Tom Smart, Deseret News
SALT LAKE CITY — Fifteen legislative bills, a resolution and a supplemental budget request all aimed at air quality improvements were unveiled Wednesday by the Clean Air Caucus, in what's described as a concerted effort by lawmakers to reduce air pollution.
Among them is an effort by Sen. Todd Weiler, R-Woods Cross, to boot Stericycle from its North Salt Lake neighborhood and restrict where the medical waste incineration plant could locate in the future.
Weiler said he is the first to admit he does not know if he can legislatively push the company from its current location — which has been the subject of strident protests and community activism for years — but he says the firm does not belong sandwiched among houses, children and a school.
"It is unfortunate they are where they are," Weiler said. "I am the first to recognize the neighborhood grew up around them. There are houses in their backyard and an elementary school it is inappropriate for that location now."
Weiler said his measure proposes to prohibit medical waste incineration facilities from existing within a 2-mile radius of a residential development.
Stericycle has drawn the ire of its neighbors after it ran afoul of state air quality regulators in a case in which the company is alleged to have violated the emission levels of its permit and doctored operational logs to misrepresent the volume of disposed material.
The company has denied the basis for the complaint lodged by the state Division of Air Quality, and the case is now on appeal with state regulators.
Stericyle's contribution to the Wasatch Front's air quality problem is just one regulatory bull's-eye targeted for reform during the 2014 legislative session, which begins Monday and runs six weeks.
Advocates and consumers have also pushed for measures that would deliver parity for electrical vehicle owners in the amount of tax credits and the establishment of a similar allowance for owners of plug-in hybrids.

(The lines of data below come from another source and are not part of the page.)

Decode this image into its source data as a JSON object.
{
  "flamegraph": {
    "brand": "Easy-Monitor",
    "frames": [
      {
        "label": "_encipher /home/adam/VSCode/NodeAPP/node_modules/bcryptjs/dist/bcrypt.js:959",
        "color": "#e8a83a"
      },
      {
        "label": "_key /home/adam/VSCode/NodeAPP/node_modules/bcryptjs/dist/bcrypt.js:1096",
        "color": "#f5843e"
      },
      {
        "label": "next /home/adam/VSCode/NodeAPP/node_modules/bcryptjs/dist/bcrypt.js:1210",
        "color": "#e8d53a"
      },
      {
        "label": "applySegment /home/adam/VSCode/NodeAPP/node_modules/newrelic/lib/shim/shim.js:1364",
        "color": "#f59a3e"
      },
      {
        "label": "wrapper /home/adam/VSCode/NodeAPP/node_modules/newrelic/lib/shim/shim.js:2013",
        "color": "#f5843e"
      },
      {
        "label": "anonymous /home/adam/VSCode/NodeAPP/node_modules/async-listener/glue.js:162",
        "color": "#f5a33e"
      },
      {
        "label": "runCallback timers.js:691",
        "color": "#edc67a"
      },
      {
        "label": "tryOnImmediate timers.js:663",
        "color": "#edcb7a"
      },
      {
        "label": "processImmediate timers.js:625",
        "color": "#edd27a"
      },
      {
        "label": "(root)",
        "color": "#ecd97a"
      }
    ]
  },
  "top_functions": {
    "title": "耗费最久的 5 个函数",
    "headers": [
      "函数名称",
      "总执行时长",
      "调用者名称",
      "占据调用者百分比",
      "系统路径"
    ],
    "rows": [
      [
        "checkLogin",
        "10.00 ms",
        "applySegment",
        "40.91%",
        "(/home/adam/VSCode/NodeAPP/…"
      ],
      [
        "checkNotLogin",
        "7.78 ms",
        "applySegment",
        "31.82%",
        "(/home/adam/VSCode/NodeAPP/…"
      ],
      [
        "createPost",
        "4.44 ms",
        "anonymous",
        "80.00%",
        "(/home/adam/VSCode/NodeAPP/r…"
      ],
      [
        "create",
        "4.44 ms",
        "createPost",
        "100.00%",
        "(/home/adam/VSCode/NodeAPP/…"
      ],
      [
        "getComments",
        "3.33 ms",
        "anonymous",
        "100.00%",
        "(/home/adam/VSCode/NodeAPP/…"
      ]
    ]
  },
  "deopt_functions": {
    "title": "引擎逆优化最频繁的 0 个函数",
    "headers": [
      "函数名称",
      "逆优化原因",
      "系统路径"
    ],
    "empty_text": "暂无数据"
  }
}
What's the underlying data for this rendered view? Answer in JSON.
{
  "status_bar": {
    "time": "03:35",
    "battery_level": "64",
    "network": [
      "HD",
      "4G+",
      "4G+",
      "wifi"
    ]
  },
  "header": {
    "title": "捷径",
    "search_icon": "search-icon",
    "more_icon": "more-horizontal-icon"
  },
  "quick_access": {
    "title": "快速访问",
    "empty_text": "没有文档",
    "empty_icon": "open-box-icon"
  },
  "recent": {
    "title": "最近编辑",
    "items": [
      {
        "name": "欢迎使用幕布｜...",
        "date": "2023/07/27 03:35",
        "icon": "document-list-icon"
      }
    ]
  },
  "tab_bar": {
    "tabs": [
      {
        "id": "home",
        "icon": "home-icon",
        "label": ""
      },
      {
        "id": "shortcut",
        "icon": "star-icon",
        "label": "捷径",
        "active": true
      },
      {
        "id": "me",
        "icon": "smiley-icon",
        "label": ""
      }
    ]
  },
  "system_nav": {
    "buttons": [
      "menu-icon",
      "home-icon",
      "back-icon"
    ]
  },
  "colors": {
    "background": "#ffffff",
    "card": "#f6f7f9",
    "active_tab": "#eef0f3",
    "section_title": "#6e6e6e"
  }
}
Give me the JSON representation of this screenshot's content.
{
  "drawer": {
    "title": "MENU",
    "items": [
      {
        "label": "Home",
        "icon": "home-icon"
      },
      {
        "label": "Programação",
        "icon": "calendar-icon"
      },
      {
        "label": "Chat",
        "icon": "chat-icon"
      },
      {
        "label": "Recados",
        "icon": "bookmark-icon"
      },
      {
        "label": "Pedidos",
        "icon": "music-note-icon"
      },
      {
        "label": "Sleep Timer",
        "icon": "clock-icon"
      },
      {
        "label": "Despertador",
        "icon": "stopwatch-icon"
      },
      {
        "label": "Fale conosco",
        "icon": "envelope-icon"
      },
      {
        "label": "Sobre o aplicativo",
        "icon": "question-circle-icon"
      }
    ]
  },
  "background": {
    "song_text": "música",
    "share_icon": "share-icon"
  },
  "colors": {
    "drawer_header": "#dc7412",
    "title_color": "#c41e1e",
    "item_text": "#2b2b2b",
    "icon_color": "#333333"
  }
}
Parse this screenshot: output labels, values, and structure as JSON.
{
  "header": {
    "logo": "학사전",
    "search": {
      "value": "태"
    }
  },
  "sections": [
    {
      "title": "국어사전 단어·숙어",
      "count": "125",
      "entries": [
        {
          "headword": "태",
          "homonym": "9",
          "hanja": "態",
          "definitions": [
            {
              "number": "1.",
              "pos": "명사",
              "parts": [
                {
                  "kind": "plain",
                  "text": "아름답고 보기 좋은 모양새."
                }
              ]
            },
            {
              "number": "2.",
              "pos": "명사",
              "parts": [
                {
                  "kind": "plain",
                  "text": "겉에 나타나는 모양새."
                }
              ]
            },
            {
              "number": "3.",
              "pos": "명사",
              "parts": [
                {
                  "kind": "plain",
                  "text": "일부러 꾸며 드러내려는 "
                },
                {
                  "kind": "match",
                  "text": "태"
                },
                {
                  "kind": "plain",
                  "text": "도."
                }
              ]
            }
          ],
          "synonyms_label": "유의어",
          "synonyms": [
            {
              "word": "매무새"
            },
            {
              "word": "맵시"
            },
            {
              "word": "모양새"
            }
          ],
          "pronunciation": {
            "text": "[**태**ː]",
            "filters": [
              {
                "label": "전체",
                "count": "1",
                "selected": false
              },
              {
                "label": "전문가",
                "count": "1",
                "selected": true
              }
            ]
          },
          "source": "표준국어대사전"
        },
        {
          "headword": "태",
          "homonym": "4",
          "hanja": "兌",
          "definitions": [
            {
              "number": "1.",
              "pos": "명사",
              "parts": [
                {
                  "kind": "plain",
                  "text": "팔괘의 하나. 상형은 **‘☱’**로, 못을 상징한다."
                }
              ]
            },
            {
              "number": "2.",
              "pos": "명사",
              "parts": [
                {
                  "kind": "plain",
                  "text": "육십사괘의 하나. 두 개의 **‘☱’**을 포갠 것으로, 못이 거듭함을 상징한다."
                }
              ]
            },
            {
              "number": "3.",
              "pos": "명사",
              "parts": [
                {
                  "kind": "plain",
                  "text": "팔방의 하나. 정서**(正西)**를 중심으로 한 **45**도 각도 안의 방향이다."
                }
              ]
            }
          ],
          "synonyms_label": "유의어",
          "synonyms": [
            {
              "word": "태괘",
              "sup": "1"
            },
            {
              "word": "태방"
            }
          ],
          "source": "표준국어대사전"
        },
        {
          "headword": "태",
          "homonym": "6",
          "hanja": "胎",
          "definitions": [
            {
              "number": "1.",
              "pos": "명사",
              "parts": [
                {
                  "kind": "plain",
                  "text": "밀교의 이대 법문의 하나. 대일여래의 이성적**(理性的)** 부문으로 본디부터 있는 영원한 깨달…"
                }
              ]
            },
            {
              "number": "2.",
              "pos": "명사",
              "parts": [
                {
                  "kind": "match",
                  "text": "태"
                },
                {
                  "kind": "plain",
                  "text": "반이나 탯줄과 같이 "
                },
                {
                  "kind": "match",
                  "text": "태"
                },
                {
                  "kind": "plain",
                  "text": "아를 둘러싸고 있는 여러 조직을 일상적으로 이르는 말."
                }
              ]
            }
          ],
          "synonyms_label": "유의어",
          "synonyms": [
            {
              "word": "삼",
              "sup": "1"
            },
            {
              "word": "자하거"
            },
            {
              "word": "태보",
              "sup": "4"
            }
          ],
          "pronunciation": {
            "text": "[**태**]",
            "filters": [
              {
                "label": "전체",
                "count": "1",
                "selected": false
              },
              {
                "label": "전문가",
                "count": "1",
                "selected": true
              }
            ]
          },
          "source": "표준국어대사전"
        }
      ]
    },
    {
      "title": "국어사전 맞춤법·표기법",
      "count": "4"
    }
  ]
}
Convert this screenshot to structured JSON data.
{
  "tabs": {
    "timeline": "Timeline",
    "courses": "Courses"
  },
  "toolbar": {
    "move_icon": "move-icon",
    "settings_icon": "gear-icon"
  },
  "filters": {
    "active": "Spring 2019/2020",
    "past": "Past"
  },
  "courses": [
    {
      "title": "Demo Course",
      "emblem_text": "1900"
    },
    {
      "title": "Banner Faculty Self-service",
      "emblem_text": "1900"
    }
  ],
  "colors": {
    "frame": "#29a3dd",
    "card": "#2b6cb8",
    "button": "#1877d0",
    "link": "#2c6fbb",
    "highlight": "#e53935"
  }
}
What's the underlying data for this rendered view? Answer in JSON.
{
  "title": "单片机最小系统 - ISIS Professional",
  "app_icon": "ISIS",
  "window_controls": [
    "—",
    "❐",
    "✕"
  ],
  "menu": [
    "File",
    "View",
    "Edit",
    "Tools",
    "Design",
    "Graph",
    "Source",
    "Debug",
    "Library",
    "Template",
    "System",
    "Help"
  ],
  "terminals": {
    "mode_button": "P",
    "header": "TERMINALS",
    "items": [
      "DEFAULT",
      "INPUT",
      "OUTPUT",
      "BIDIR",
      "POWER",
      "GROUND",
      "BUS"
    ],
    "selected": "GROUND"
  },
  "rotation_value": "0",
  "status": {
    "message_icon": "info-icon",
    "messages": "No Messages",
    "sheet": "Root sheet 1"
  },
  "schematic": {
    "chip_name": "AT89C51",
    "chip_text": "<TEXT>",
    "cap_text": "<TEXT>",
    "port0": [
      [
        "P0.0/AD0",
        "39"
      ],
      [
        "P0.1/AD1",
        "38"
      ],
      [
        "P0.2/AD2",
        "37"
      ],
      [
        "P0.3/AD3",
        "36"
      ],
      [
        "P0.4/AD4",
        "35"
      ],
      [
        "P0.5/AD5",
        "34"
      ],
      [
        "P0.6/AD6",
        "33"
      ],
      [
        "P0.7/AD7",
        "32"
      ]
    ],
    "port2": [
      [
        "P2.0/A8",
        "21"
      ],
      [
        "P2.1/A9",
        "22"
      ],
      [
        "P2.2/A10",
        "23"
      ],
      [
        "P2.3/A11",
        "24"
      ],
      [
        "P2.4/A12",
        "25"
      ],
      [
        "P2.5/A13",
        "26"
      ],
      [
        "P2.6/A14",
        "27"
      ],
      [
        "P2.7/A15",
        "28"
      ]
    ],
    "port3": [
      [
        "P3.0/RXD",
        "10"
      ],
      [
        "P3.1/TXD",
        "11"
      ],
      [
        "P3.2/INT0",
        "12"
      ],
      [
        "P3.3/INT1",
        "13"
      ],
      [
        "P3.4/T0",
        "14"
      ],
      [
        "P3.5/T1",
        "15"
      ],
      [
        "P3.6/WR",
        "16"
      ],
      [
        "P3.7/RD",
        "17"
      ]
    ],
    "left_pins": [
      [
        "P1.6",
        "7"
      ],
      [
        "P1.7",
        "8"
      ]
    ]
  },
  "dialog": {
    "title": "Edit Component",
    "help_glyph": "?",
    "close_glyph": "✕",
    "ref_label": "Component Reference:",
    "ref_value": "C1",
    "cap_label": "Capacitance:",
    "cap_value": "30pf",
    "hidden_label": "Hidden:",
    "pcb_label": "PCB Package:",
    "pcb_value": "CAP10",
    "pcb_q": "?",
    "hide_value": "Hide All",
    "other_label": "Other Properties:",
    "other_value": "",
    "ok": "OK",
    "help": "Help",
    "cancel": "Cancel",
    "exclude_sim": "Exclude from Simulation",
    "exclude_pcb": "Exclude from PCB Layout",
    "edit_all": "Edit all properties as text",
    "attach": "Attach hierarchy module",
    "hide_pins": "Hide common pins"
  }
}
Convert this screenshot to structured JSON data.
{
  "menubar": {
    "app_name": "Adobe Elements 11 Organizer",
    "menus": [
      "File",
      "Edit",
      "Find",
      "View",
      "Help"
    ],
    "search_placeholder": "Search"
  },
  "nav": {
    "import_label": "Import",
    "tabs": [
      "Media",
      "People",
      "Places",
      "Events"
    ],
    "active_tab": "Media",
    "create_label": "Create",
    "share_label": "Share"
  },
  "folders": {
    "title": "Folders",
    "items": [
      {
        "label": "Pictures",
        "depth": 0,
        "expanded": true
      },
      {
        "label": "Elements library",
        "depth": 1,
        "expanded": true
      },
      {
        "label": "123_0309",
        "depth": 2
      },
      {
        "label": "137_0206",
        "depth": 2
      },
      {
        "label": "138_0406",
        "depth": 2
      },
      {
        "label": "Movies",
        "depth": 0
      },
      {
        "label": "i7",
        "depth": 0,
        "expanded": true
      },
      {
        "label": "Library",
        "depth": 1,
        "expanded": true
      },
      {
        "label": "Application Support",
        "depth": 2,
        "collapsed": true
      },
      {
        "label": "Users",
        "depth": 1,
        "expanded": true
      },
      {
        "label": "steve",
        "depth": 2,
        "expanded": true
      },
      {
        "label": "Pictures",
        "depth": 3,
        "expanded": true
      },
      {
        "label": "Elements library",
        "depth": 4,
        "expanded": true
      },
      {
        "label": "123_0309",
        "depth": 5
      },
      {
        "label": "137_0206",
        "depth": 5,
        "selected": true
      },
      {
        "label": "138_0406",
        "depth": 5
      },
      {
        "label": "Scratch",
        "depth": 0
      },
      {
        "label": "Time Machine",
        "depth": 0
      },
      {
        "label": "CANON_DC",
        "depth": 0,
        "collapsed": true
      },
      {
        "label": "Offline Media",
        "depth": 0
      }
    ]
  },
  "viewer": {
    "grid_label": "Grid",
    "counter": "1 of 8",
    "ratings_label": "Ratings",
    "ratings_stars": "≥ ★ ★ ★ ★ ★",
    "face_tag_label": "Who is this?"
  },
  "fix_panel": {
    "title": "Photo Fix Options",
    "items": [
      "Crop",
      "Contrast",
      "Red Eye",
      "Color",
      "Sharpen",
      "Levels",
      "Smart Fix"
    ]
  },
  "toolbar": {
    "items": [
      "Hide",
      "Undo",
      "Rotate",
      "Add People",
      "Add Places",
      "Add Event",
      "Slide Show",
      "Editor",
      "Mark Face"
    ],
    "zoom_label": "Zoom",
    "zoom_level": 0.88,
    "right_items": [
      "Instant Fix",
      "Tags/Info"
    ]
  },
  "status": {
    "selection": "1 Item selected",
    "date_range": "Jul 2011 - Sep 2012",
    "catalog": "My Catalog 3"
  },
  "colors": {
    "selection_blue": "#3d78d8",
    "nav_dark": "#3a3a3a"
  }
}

Other measures detailed Wednesday at the state Capitol press conference include:
Allowing an individual tax credit of up to $100 for the purchase of monthly transit passes in July or January, the times of the year when air quality can be at its worst along the Wasatch Front
Allowing for a misdemeanor citation for operators of vehicles with visible contaminants as part of an effort to get vehicles off the road that do not meet clean air standards
Authorizing the state Division of Air Quality to implement standards that address the unique geography-based needs of the state
Creating a position of "state sustainability director," to identify best practices for air quality improvements among government entities
Providing funding to replace up to 170 "dirty diesel" school buses manufactured before 2002
Rep. Patrice Arent, D-Millcreek, noted that the temperature inversion that has persisted for days presented a telling backdrop to the media event, reinforcing the message that aggressive action needs to be taken.
"None of us want our air quality to look like it does today," she said. "As you can see the Utah Legislature is serious. We know now is the time to clean up our air."
Afterward, Arent said she believed the measures could collectively make a dent in the air pollution problem.
"It is very important the Utah Legislature take meaningful action this year. I am really holding people's feet to the fire. It won't solve the problem overnight, but we did not get here overnight."